Core Concepts
Explainable AI techniques, including SHAP, SkopeRules, decision trees, and counterfactuals, can provide personalized insights into the behavioral and physiological changes associated with cannabis use, enabling clinicians to develop targeted intervention strategies.
Abstract
This study explores the use of various Explainable AI (XAI) techniques to gain a comprehensive understanding of the impact of cannabis use on the behavioral patterns and physiological states of young adult users. The researchers leveraged popular XAI methods such as SHAP, SkopeRules, decision trees, and counterfactuals to analyze sensor data collected from participants' smartphones and wearable devices.
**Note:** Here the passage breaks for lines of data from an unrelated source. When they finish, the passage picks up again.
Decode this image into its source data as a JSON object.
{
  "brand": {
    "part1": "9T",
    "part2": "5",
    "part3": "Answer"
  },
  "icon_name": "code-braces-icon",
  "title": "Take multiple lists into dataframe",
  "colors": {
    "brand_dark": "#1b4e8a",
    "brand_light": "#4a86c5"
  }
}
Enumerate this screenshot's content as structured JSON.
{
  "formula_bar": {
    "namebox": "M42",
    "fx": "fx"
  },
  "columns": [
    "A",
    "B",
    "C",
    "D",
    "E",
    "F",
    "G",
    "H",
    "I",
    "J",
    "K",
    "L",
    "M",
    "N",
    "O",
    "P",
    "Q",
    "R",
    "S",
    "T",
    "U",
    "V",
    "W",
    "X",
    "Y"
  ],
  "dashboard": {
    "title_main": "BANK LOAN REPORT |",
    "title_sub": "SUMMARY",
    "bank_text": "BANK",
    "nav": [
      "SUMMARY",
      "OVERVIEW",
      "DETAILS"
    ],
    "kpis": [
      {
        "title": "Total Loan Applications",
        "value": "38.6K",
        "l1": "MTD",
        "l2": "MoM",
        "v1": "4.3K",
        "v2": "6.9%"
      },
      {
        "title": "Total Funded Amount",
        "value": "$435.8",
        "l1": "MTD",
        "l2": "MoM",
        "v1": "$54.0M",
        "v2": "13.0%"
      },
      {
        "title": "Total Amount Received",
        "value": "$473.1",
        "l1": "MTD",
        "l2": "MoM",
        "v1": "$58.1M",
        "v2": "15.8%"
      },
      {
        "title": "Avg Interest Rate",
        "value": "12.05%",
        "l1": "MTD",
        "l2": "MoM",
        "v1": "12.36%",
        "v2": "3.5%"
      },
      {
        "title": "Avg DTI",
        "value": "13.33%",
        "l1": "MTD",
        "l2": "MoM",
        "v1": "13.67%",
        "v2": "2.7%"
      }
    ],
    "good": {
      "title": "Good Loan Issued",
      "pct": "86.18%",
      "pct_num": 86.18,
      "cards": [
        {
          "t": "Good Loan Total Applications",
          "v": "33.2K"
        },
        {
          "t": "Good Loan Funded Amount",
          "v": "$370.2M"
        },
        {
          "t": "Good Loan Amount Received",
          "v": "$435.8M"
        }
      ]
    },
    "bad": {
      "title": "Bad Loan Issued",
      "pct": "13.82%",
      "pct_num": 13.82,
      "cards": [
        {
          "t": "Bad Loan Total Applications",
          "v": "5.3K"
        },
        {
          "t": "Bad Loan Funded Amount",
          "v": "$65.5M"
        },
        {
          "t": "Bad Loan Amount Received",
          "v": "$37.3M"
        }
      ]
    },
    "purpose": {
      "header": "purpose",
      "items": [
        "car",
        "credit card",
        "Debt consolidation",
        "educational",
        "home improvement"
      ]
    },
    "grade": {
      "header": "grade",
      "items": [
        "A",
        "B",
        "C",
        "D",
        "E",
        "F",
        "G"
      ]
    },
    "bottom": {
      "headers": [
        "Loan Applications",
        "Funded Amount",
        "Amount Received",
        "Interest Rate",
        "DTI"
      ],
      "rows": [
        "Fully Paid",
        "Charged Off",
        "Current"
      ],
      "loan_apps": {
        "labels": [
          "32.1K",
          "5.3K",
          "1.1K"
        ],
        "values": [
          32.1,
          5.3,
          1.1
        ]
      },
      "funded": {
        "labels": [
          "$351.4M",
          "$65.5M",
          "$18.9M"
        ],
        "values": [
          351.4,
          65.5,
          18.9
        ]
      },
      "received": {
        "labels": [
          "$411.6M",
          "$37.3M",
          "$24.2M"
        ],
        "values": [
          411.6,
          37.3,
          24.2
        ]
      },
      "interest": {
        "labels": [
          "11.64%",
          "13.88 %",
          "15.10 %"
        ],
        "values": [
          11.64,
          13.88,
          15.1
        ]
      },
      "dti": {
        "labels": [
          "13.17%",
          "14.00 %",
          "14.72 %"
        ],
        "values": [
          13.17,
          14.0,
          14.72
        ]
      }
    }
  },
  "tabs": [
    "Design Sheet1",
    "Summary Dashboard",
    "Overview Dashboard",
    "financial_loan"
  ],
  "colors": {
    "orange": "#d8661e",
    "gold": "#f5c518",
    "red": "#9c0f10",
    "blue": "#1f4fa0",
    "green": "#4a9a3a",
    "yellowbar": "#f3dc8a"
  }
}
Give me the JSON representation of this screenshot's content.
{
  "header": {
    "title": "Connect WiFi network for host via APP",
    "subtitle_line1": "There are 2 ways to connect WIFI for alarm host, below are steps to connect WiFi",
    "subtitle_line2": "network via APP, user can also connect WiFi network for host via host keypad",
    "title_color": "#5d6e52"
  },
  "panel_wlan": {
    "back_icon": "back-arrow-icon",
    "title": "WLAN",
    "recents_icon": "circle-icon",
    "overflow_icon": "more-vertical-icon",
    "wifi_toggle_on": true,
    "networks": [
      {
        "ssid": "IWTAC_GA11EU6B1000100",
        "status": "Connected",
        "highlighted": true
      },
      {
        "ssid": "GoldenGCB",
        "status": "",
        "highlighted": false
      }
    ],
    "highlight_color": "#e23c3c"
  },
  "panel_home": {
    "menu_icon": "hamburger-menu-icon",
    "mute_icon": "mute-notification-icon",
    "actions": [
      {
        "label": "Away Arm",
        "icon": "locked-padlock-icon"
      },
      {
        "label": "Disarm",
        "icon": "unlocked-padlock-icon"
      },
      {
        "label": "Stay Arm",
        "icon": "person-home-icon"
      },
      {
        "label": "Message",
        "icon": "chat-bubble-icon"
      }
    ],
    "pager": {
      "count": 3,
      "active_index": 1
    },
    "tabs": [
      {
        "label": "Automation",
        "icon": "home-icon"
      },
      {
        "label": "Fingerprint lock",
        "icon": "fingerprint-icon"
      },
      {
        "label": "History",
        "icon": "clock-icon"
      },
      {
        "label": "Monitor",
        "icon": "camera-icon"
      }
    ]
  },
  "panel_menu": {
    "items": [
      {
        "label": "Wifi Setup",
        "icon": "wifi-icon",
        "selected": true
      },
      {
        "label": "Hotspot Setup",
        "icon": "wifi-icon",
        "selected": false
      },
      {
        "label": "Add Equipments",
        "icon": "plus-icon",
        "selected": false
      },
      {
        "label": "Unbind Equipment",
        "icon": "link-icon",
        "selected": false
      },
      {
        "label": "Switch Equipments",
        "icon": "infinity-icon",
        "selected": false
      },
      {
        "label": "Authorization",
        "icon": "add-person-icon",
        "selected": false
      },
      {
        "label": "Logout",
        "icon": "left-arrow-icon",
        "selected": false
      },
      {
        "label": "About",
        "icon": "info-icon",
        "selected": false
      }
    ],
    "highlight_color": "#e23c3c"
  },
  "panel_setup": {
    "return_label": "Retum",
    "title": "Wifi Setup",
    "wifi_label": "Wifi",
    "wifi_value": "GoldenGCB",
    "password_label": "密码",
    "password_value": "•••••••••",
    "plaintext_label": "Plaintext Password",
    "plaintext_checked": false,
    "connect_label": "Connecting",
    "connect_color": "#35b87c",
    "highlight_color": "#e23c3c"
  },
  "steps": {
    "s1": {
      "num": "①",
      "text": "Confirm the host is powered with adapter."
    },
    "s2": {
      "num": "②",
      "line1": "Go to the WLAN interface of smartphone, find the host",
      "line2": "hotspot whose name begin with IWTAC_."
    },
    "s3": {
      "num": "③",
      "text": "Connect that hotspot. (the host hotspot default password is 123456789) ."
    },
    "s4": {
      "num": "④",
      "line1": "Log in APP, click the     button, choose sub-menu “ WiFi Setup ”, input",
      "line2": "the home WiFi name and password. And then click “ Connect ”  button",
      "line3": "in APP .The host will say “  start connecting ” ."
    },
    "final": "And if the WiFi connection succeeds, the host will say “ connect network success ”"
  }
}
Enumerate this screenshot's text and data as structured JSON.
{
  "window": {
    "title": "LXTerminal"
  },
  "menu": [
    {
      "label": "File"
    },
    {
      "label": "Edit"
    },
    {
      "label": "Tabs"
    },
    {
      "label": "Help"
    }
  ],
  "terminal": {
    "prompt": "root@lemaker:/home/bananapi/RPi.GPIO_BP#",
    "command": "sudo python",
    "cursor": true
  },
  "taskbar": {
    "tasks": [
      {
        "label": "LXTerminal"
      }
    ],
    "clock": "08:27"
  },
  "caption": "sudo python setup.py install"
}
The SHAP analysis revealed significant changes in participants' behaviors when using cannabis, including increased activity, restlessness, and connection to Wi-Fi in noisy environments. The sleep data analysis showed that some participants experienced longer sleep durations prior to cannabis use, while others exhibited nontraditional sleep patterns.
The SkopeRules extracted interpretable decision rules that linked specific sensor data patterns, such as accelerometer readings and sleep duration, to cannabis intoxication behaviors, providing actionable insights for clinicians. The decision tree models visualized the complex relationships between factors like sleep duration, day of the week, and likelihood of cannabis intoxication.
Counterfactual explanations further highlighted the key characteristics, such as sleep quality, cell phone use, and activity levels, that had a significant impact on predicting cannabis intoxication, offering personalized insights to guide intervention strategies.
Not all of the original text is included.